|Title||Phenotypic Variation of Cell Wall Composition and Stem Morphology in Hemp (Cannabis sativa L.): Optimization of Methods|
|Author(s)||Petit, Jordi; Gulisano, Agata; Dechesne, Annemarie; Trindade, Luisa M.|
|Source||Frontiers in Plant Science 10 (2019). - ISSN 1664-462X|
PBR Bio-based Economy
|Publication type||Refereed Article in a scientific journal|
|Keyword(s)||Cannabis sativa - cell wall - fiber quality - genetic diversity - hemp - phenotyping methods - stem morphology|
The growing demands for sustainable fibers have stimulated the study of genetic diversity in the quality of hemp fiber (Cannabis sativa L.).
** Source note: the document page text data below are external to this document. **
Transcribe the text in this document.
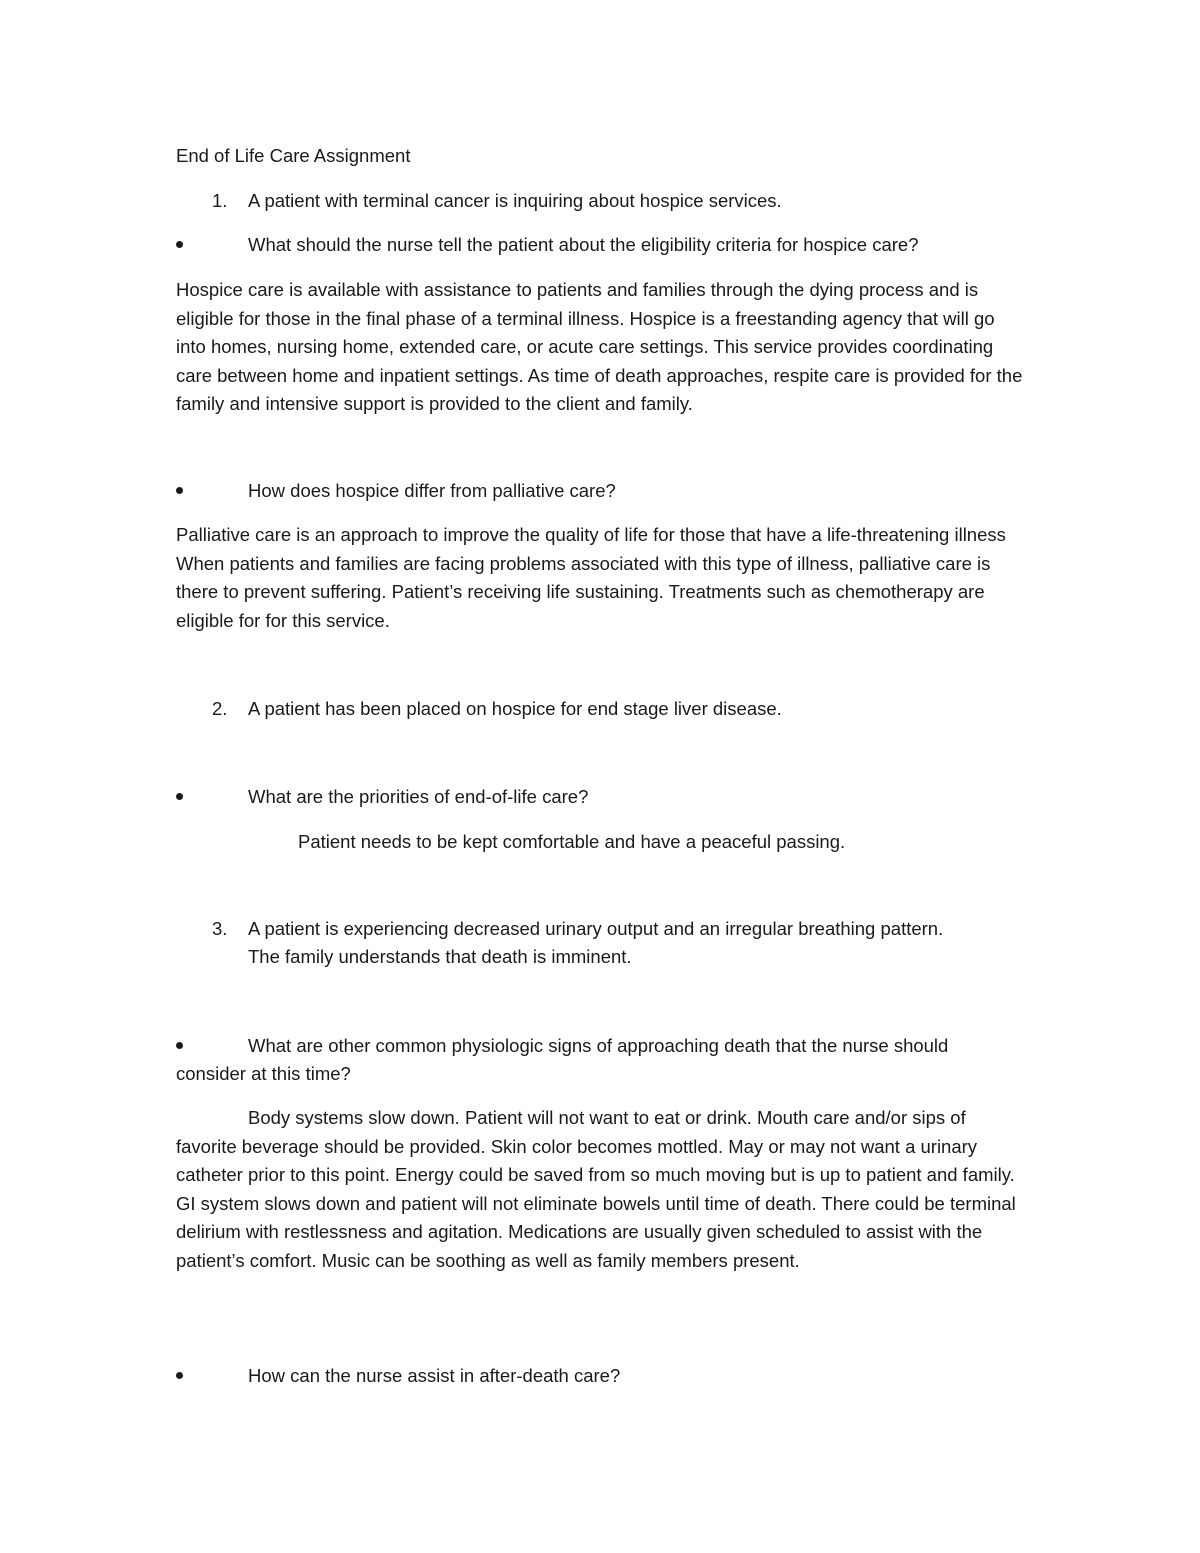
End of Life Care Assignment
1. A patient with terminal cancer is inquiring about hospice services.
What should the nurse tell the patient about the eligibility criteria for hospice care?
Hospice care is available with assistance to patients and families through the dying process and is eligible for those in the final phase of a terminal illness. Hospice is a freestanding agency that will go into homes, nursing home, extended care, or acute care settings. This service provides coordinating care between home and inpatient settings. As time of death approaches, respite care is provided for the family and intensive support is provided to the client and family.
How does hospice differ from palliative care?
Palliative care is an approach to improve the quality of life for those that have a life-threatening illness When patients and families are facing problems associated with this type of illness, palliative care is there to prevent suffering. Patient’s receiving life sustaining. Treatments such as chemotherapy are eligible for for this service.
2. A patient has been placed on hospice for end stage liver disease.
What are the priorities of end-of-life care?
Patient needs to be kept comfortable and have a peaceful passing.
3. A patient is experiencing decreased urinary output and an irregular breathing pattern.
The family understands that death is imminent.
What are other common physiologic signs of approaching death that the nurse should
consider at this time?
Body systems slow down. Patient will not want to eat or drink. Mouth care and/or sips of favorite beverage should be provided. Skin color becomes mottled. May or may not want a urinary catheter prior to this point. Energy could be saved from so much moving but is up to patient and family. GI system slows down and patient will not eliminate bowels until time of death. There could be terminal delirium with restlessness and agitation. Medications are usually given scheduled to assist with the patient’s comfort. Music can be soothing as well as family members present.
How can the nurse assist in after-death care?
Nevertheless, the lack of high-throughput phenotyping methods that are suited for the analysis of hemp fiber, hampers the analysis of many accessions, and consequently the breeding for this complex trait. In the present report, we developed and optimized the throughput of five methods to study the diversity in hemp fiber quality including cell wall extraction, biochemical composition of cell wall polysaccharides, quantification of lignin, quantification of crystalline polysaccharides and morphology of the stems. Six hemp accessions contrasting for cell wall properties were used to assess the throughput and suitability of these methods for genetic studies. The methods presented revealed to be highly repeatable, with low coefficients of variation between technical replicates. With these methods we were able to detect significant phenotypic variation in cell wall composition and stem morphology between the six accessions. In addition, the throughput of the methods has been upgraded to a level that enables their use for phenotyping cell wall traits in breeding programs. The cell wall extraction was optimized to extract enough material for the complete characterization of the cell wall of hemp while reducing the time for the entire analysis. The throughput of the stem morphological analysis was improved by decreasing the timing of fixation, infiltration, and embedding of mature and dry hemp stems. Notwithstanding, our methods already have the potential to phenotype large number of accessions in a relatively short period of time. Our methods will enable exploration of genetic diversity of fiber quality and will contribute to the development of new hemp varieties with advanced quality of fibers.